Savoir que tu souffres toi aussi de l’attente m’apporte, je l’avoue, une consolation. Combien sommes-nous, en ce moment, à chercher des expédients ? Nous ne pouvons allonger la durée de notre vie mais nous pouvons l’élargir, l’approfondir, la rendre plus dense. Tandis que tu suis le cheminement des filets d’eau de mer et d’eau de pluie mêlées sur tes 64 carreaux, mon regard se perd dans l’immensité de la Voie Lactée, je voyage dans le vide interstellaire, je fais un signe à notre boule bleue qui s’éloigne dans le noir sidéral.

Pouvoirs de l’esprit, transe, force de l’imaginaire. Cela seul nous sauvera ! Mon œil va devoir s’habituer à l’obscurité. Tandis que tu entends le bruit sourd des vagues s’entrechoquant contre les remparts, j’hallucine le murmure des constellations. La musique de l’espace m’accompagne : bruits ténus, bourdonnement, bruissements infimes que mon oreille s’exerce à capter.
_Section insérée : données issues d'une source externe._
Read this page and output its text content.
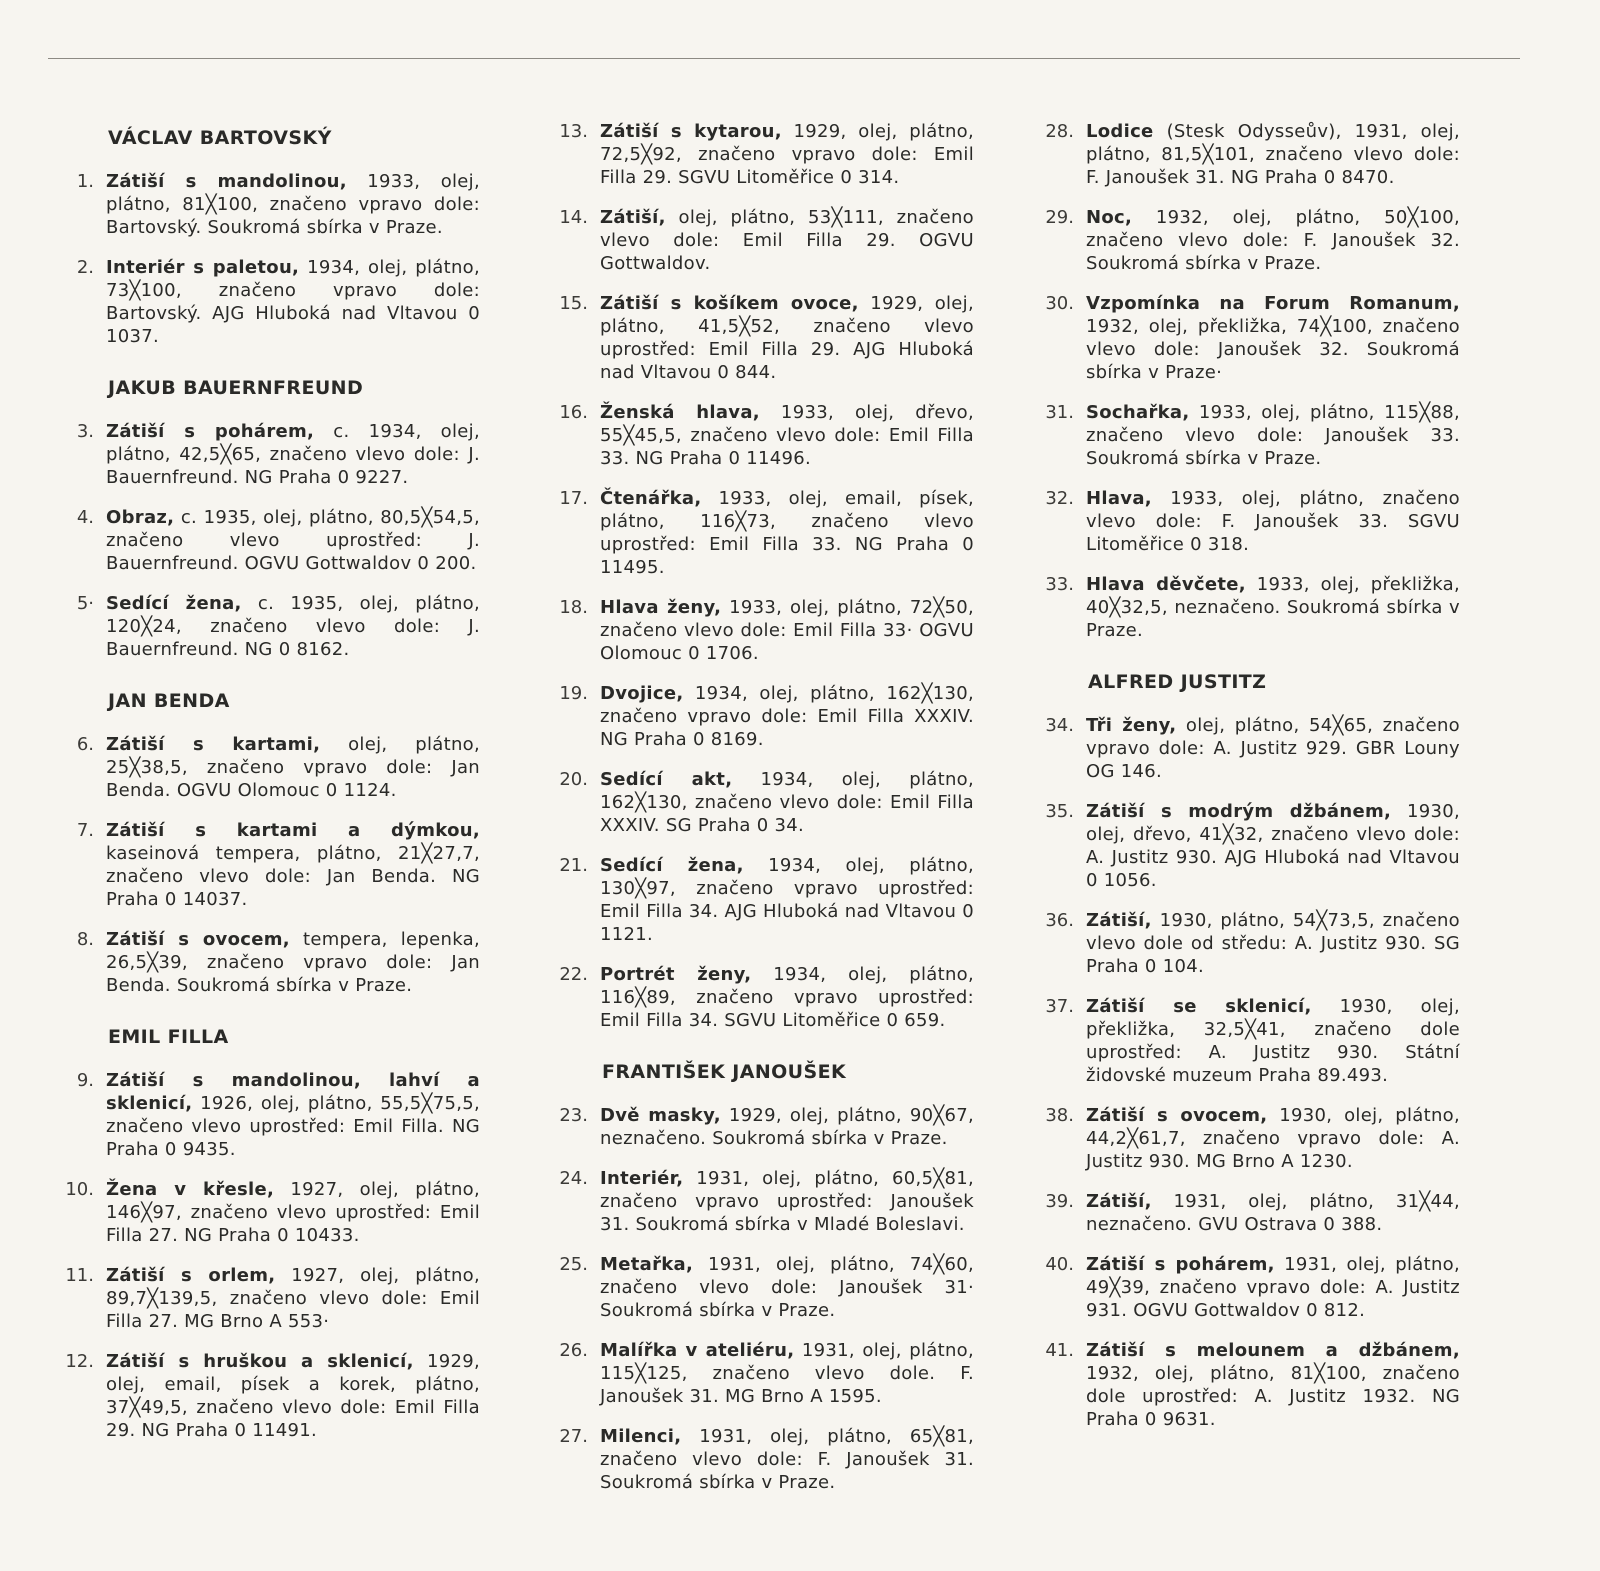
VÁCLAV BARTOVSKÝ
1. Zátiší s mandolinou, 1933, olej, plátno, 81╳100, značeno vpravo dole: Bartovský. Soukromá sbírka v Praze.
2. Interiér s paletou, 1934, olej, plátno, 73╳100, značeno vpravo dole: Bartovský. AJG Hluboká nad Vltavou 0 1037.
JAKUB BAUERNFREUND
3. Zátiší s pohárem, c. 1934, olej, plátno, 42,5╳65, značeno vlevo dole: J. Bauernfreund. NG Praha 0 9227.
4. Obraz, c. 1935, olej, plátno, 80,5╳54,5, značeno vlevo uprostřed: J. Bauernfreund. OGVU Gottwaldov 0 200.
5· Sedící žena, c. 1935, olej, plátno, 120╳24, značeno vlevo dole: J. Bauernfreund. NG 0 8162.
JAN BENDA
6. Zátiší s kartami, olej, plátno, 25╳38,5, značeno vpravo dole: Jan Benda. OGVU Olomouc 0 1124.
7. Zátiší s kartami a dýmkou, kaseinová tempera, plátno, 21╳27,7, značeno vlevo dole: Jan Benda. NG Praha 0 14037.
8. Zátiší s ovocem, tempera, lepenka, 26,5╳39, značeno vpravo dole: Jan Benda. Soukromá sbírka v Praze.
EMIL FILLA
9. Zátiší s mandolinou, lahví a sklenicí, 1926, olej, plátno, 55,5╳75,5, značeno vlevo uprostřed: Emil Filla. NG Praha 0 9435.
10. Žena v křesle, 1927, olej, plátno, 146╳97, značeno vlevo uprostřed: Emil Filla 27. NG Praha 0 10433.
11. Zátiší s orlem, 1927, olej, plátno, 89,7╳139,5, značeno vlevo dole: Emil Filla 27. MG Brno A 553·
12. Zátiší s hruškou a sklenicí, 1929, olej, email, písek a korek, plátno, 37╳49,5, značeno vlevo dole: Emil Filla 29. NG Praha 0 11491.
13. Zátiší s kytarou, 1929, olej, plátno, 72,5╳92, značeno vpravo dole: Emil Filla 29. SGVU Litoměřice 0 314.
14. Zátiší, olej, plátno, 53╳111, značeno vlevo dole: Emil Filla 29. OGVU Gottwaldov.
15. Zátiší s košíkem ovoce, 1929, olej, plátno, 41,5╳52, značeno vlevo uprostřed: Emil Filla 29. AJG Hluboká nad Vltavou 0 844.
16. Ženská hlava, 1933, olej, dřevo, 55╳45,5, značeno vlevo dole: Emil Filla 33. NG Praha 0 11496.
17. Čtenářka, 1933, olej, email, písek, plátno, 116╳73, značeno vlevo uprostřed: Emil Filla 33. NG Praha 0 11495.
18. Hlava ženy, 1933, olej, plátno, 72╳50, značeno vlevo dole: Emil Filla 33· OGVU Olomouc 0 1706.
19. Dvojice, 1934, olej, plátno, 162╳130, značeno vpravo dole: Emil Filla XXXIV. NG Praha 0 8169.
20. Sedící akt, 1934, olej, plátno, 162╳130, značeno vlevo dole: Emil Filla XXXIV. SG Praha 0 34.
21. Sedící žena, 1934, olej, plátno, 130╳97, značeno vpravo uprostřed: Emil Filla 34. AJG Hluboká nad Vltavou 0 1121.
22. Portrét ženy, 1934, olej, plátno, 116╳89, značeno vpravo uprostřed: Emil Filla 34. SGVU Litoměřice 0 659.
FRANTIŠEK JANOUŠEK
23. Dvě masky, 1929, olej, plátno, 90╳67, neznačeno. Soukromá sbírka v Praze.
24. Interiér, 1931, olej, plátno, 60,5╳81, značeno vpravo uprostřed: Janoušek 31. Soukromá sbírka v Mladé Boleslavi.
25. Metařka, 1931, olej, plátno, 74╳60, značeno vlevo dole: Janoušek 31· Soukromá sbírka v Praze.
26. Malířka v ateliéru, 1931, olej, plátno, 115╳125, značeno vlevo dole. F. Janoušek 31. MG Brno A 1595.
27. Milenci, 1931, olej, plátno, 65╳81, značeno vlevo dole: F. Janoušek 31. Soukromá sbírka v Praze.
28. Lodice (Stesk Odysseův), 1931, olej, plátno, 81,5╳101, značeno vlevo dole: F. Janoušek 31. NG Praha 0 8470.
29. Noc, 1932, olej, plátno, 50╳100, značeno vlevo dole: F. Janoušek 32. Soukromá sbírka v Praze.
30. Vzpomínka na Forum Romanum, 1932, olej, překližka, 74╳100, značeno vlevo dole: Janoušek 32. Soukromá sbírka v Praze·
31. Sochařka, 1933, olej, plátno, 115╳88, značeno vlevo dole: Janoušek 33. Soukromá sbírka v Praze.
32. Hlava, 1933, olej, plátno, značeno vlevo dole: F. Janoušek 33. SGVU Litoměřice 0 318.
33. Hlava děvčete, 1933, olej, překližka, 40╳32,5, neznačeno. Soukromá sbírka v Praze.
ALFRED JUSTITZ
34. Tři ženy, olej, plátno, 54╳65, značeno vpravo dole: A. Justitz 929. GBR Louny OG 146.
35. Zátiší s modrým džbánem, 1930, olej, dřevo, 41╳32, značeno vlevo dole: A. Justitz 930. AJG Hluboká nad Vltavou 0 1056.
36. Zátiší, 1930, plátno, 54╳73,5, značeno vlevo dole od středu: A. Justitz 930. SG Praha 0 104.
37. Zátiší se sklenicí, 1930, olej, překližka, 32,5╳41, značeno dole uprostřed: A. Justitz 930. Státní židovské muzeum Praha 89.493.
38. Zátiší s ovocem, 1930, olej, plátno, 44,2╳61,7, značeno vpravo dole: A. Justitz 930. MG Brno A 1230.
39. Zátiší, 1931, olej, plátno, 31╳44, neznačeno. GVU Ostrava 0 388.
40. Zátiší s pohárem, 1931, olej, plátno, 49╳39, značeno vpravo dole: A. Justitz 931. OGVU Gottwaldov 0 812.
41. Zátiší s melounem a džbánem, 1932, olej, plátno, 81╳100, značeno dole uprostřed: A. Justitz 1932. NG Praha 0 9631.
Peut-être nous rejoindrons-nous quelque part aux confins des mers, à moins que ce ne soit dans l’infini du ciel ? Des millions d’âmes vont-elles se toucher, emportées par des vents déchaînés, entraînées dans la danse primitive des éléments ? S’éloigner de nos corps, ne plus sentir l’inconfort d’un fauteuil, la dureté d’un parquet, les courbatures d’un dos, mais plonger dans une quatrième dimension, dans un émerveillement renouvelable à l’infini. A côté de moi, les familles se sont rapprochées, les enfants interrogent leurs parents : que se passe-t-il ? Quand sortirons-nous d’ici ? Les parents se regardent, rassurent, disent d’attendre une prochaine annonce. Leur impuissance, leur effroi sont palpables. La nuit nous aspire.Toi au moins peux-tu voir la lumière du jour …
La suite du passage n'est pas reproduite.